You bet, bluetooth has been around for a while, they wait until those infringing are making big money, then they demad payment or sue. It is all about greed.

ACW
Mar 30, 2007, 03:29 AM
I wish this would end bluetooth and kick-start wireless high-speed USB. We have the technology, but first the leading company will want to charge an insane amount for the wireless high-speed USB. Bluetooth is overrated, I am glad Apple never released wireless BT headphones. Which makes me wonder BTW, how will the headphones connect to the iPhone and where does the SIM chip go? :confused:

The iPhone has a 3.5mm jack and I guess the Sim chip must have a slot.

ericblr
Mar 30, 2007, 11:53 AM
law is there, judge will decide, after all, they invented bloothtooth, they deserve the money, if they want to sue, fine, there is law, isn't there?

I could have sworn IBM invented this technology almost 10 years ago.
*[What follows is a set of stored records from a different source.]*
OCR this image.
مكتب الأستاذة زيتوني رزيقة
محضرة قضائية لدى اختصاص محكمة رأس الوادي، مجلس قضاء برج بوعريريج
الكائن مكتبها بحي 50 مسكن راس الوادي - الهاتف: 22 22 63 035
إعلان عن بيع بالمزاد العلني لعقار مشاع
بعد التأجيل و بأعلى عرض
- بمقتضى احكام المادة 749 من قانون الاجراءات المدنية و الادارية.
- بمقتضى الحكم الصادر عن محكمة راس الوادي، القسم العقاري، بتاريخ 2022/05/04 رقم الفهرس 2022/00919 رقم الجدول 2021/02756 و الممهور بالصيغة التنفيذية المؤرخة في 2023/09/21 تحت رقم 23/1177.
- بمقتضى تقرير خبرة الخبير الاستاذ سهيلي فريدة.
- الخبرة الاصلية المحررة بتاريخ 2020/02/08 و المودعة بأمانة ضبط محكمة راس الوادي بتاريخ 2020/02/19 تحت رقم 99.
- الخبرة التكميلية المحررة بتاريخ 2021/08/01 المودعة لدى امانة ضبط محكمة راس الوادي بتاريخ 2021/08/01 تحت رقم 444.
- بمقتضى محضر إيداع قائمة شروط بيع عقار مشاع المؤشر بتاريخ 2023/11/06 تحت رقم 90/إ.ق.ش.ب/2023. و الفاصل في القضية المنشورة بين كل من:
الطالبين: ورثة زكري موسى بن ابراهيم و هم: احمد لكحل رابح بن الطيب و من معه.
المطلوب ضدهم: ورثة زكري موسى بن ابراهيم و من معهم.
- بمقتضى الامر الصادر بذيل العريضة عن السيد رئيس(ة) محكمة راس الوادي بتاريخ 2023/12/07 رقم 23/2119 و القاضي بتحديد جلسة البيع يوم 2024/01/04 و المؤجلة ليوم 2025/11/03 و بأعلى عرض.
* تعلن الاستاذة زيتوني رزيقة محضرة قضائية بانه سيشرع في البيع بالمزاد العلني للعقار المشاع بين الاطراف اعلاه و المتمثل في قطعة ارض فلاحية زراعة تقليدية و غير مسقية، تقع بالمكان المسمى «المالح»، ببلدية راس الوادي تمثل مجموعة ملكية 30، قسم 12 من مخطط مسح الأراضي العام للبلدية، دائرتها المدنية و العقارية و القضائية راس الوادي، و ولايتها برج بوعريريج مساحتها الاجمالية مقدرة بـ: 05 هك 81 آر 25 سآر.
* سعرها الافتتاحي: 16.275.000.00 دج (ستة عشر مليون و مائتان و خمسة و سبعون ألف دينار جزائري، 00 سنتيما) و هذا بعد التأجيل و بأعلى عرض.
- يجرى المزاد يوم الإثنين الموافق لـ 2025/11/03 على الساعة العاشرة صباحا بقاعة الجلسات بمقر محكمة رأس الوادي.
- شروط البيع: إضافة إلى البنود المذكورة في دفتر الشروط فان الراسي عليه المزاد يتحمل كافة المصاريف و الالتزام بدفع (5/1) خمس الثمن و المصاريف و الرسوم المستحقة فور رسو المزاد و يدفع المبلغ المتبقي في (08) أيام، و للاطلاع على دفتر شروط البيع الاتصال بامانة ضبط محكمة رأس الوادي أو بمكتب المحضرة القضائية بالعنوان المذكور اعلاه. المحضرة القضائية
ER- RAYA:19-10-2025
Oh... wait... I am partially wrong...

According to the wikipedia entry...

"In 1998, Ericsson, IBM, Intel, and Nokia, formed a consortium and adopted the code name Bluetooth for their proposed open specification. In December 1999, 3Com, Lucent Technologies, Microsoft, and Motorola joined the initial founders as the promoter group. Since that time, Lucent Technologies transferred their membership to their spinoff Agere Systems, and 3Com has left the promoter group."

Could someone pleeeeease explain to me where this so called, Washington research fits into this?